The narrator.driving through deepest Sussex, has happened on a beautiful  old house, where lives a blind woman with whom he talks. She asks the butler to see him on his way, and as they drive to the cross-roads he is careful to avoid the children  playing happily in the garden. Only later doe he reallise they they are ghosts.


“Remember this. I am not an object for charity. I require neither your money, you food, nor your cast off raiment. I am that rare animal, a self supporting drunkard. If you choose, I will smoke with you, for the tobacco of the bazars does not, I admit suit my palate; and I will borrow any books which you may not specially value.

   

This is from “To be Filed for Reference” in Plain Rales from the Hills.

The narrator has encountered Mcintosh Jelaludin, an educated Englishman living in the Lahore bazar. He had been a classical scholar, but has gone to the bad in India, turning to drink and looking more like fifty than his thirty years.

The narrator helps him to his filthy lodgings, and listens to his ramblings about the masterpiece he has written but will never publish. He insists that he is not a cause for charity.

 


“Van Zyl talked to ’em in Dutch, and one man, a big red bearded minister, at Beaufort West, I remember, he jest wilted on the platform.”

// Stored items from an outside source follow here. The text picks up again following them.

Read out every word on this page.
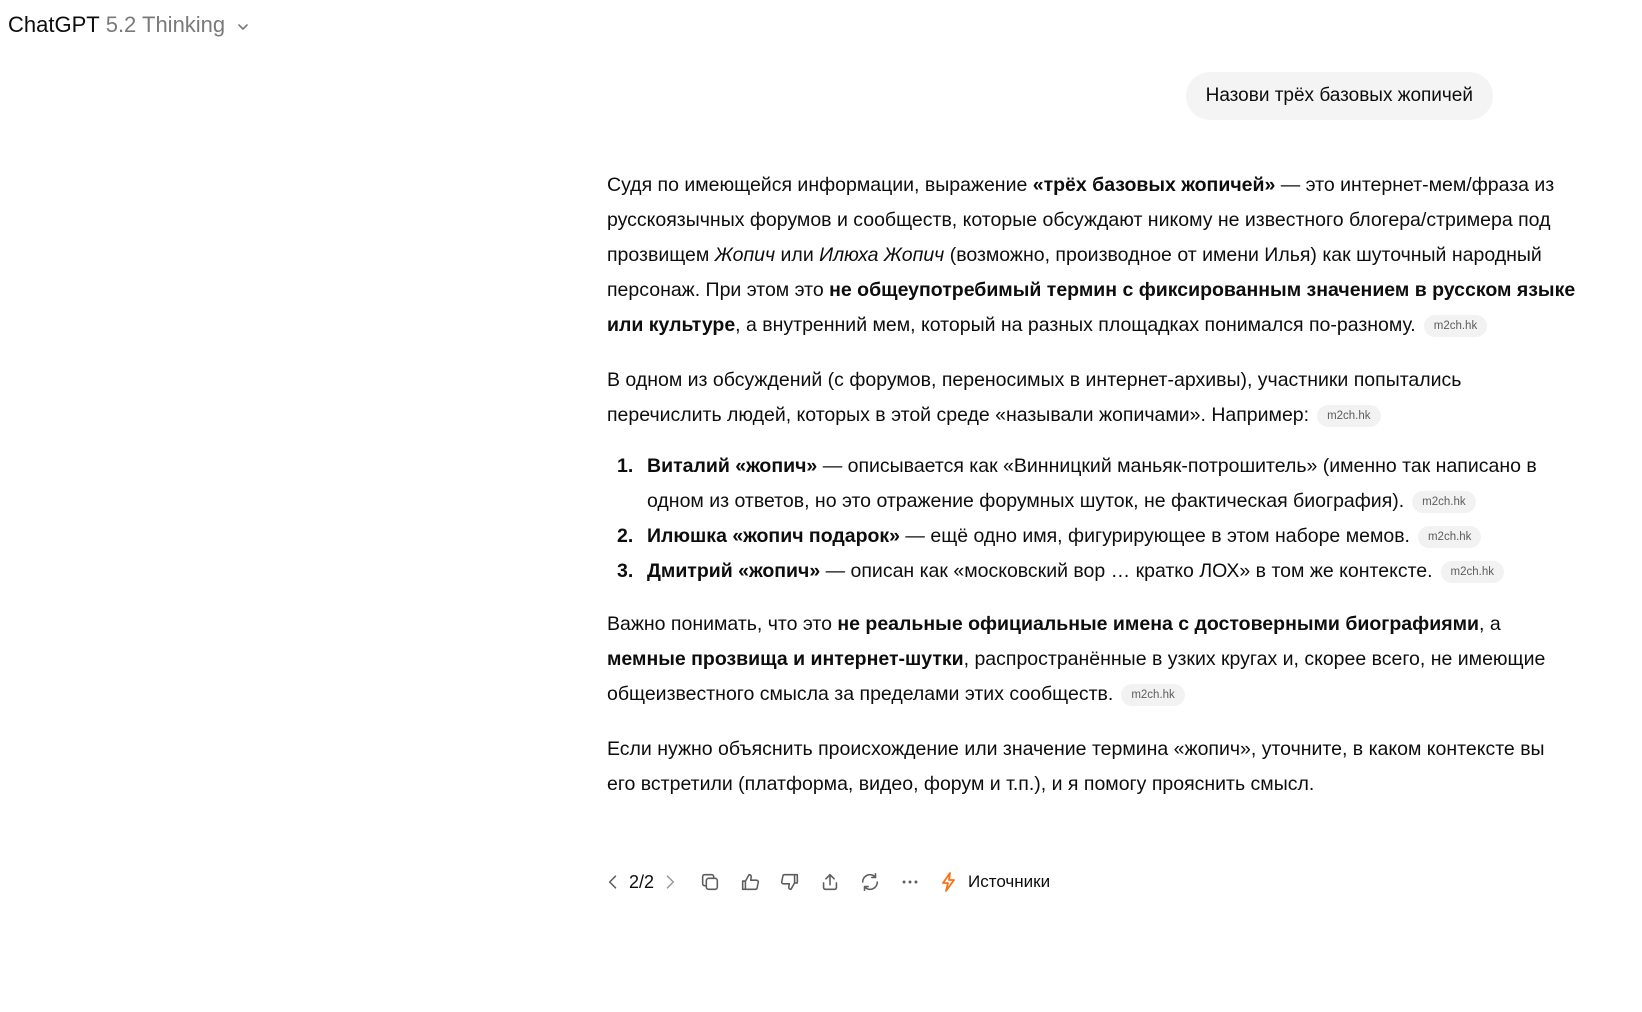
ChatGPT 5.2 Thinking
Назови трёх базовых жопичей

Судя по имеющейся информации, выражение «трёх базовых жопичей» — это интернет-мем/фраза из русскоязычных форумов и сообществ, которые обсуждают никому не известного блогера/стримера под прозвищем Жопич или Илюха Жопич (возможно, производное от имени Илья) как шуточный народный персонаж. При этом это не общеупотребимый термин с фиксированным значением в русском языке или культуре, а внутренний мем, который на разных площадках понимался по-разному. m2ch.hk

В одном из обсуждений (с форумов, переносимых в интернет-архивы), участники попытались перечислить людей, которых в этой среде «называли жопичами». Например: m2ch.hk

1. Виталий «жопич» — описывается как «Винницкий маньяк-потрошитель» (именно так написано в одном из ответов, но это отражение форумных шуток, не фактическая биография). m2ch.hk
2. Илюшка «жопич подарок» — ещё одно имя, фигурирующее в этом наборе мемов. m2ch.hk
3. Дмитрий «жопич» — описан как «московский вор … кратко ЛОХ» в том же контексте. m2ch.hk

Важно понимать, что это не реальные официальные имена с достоверными биографиями, а мемные прозвища и интернет-шутки, распространённые в узких кругах и, скорее всего, не имеющие общеизвестного смысла за пределами этих сообществ. m2ch.hk

Если нужно объяснить происхождение или значение термина «жопич», уточните, в каком контексте вы его встретили (платформа, видео, форум и т.п.), и я помогу прояснить смысл.

2/2	Источники
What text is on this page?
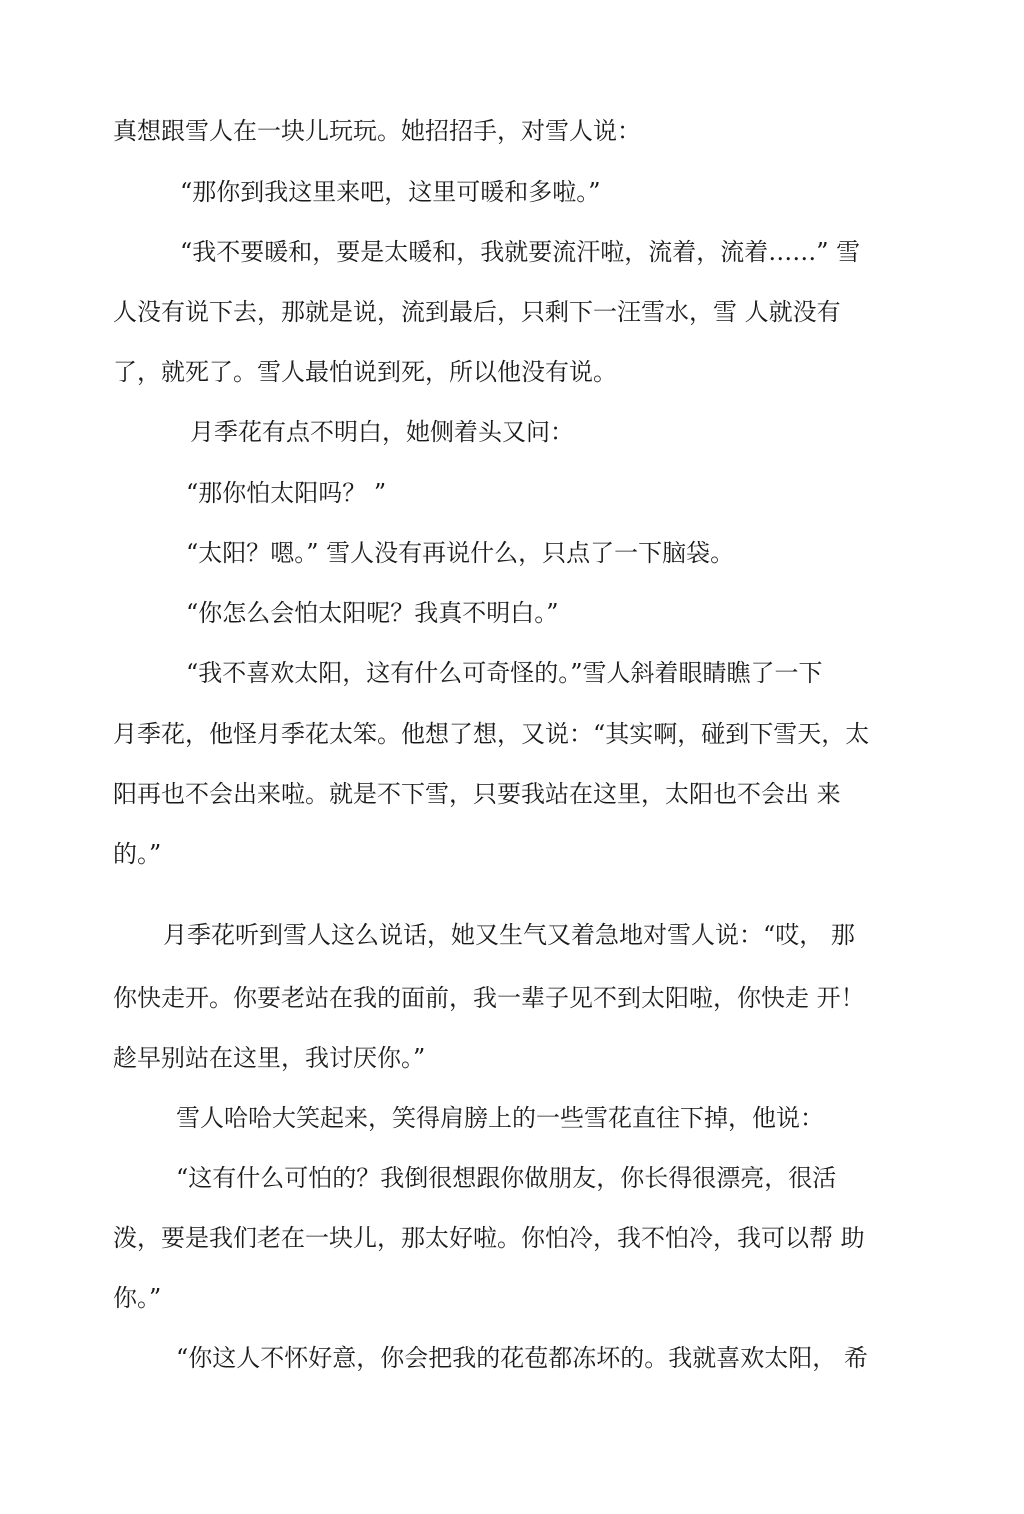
真想跟雪人在一块儿玩玩。她招招手，对雪人说：
“那你到我这里来吧，这里可暖和多啦。”
“我不要暖和，要是太暖和，我就要流汗啦，流着，流着……” 雪
人没有说下去，那就是说，流到最后，只剩下一汪雪水，雪 人就没有
了，就死了。雪人最怕说到死，所以他没有说。
月季花有点不明白，她侧着头又问：
“那你怕太阳吗？ ”
“太阳？嗯。” 雪人没有再说什么，只点了一下脑袋。
“你怎么会怕太阳呢？我真不明白。”
“我不喜欢太阳，这有什么可奇怪的。”雪人斜着眼睛瞧了一下
月季花，他怪月季花太笨。他想了想，又说：“其实啊，碰到下雪天，太
阳再也不会出来啦。就是不下雪，只要我站在这里，太阳也不会出 来
的。”
月季花听到雪人这么说话，她又生气又着急地对雪人说：“哎， 那
你快走开。你要老站在我的面前，我一辈子见不到太阳啦，你快走 开！
趁早别站在这里，我讨厌你。”
雪人哈哈大笑起来，笑得肩膀上的一些雪花直往下掉，他说：
“这有什么可怕的？我倒很想跟你做朋友，你长得很漂亮，很活
泼，要是我们老在一块儿，那太好啦。你怕冷，我不怕冷，我可以帮 助
你。”
“你这人不怀好意，你会把我的花苞都冻坏的。我就喜欢太阳， 希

“Keep your prayers for yourself,” says Van Zyl, throwing back a bunch of grapes. “You’ll need ’em, and you’ll need the fruit too, when the war comes down here.”

   

This is from “The Captive“.. collected in Traffics and Discoveries.

During the South African War, the narrator encounters Laughton Zigler, an American inventor who has been trying to sell his gun to the Boers, and is now a prisoner of war of the British.

He has come to respect the British soldiers and the Royal Artillery, and does not believe the Boers can win. Here he is describing encounters with Boer sympathisers in Cape Town, for whom he has little respect.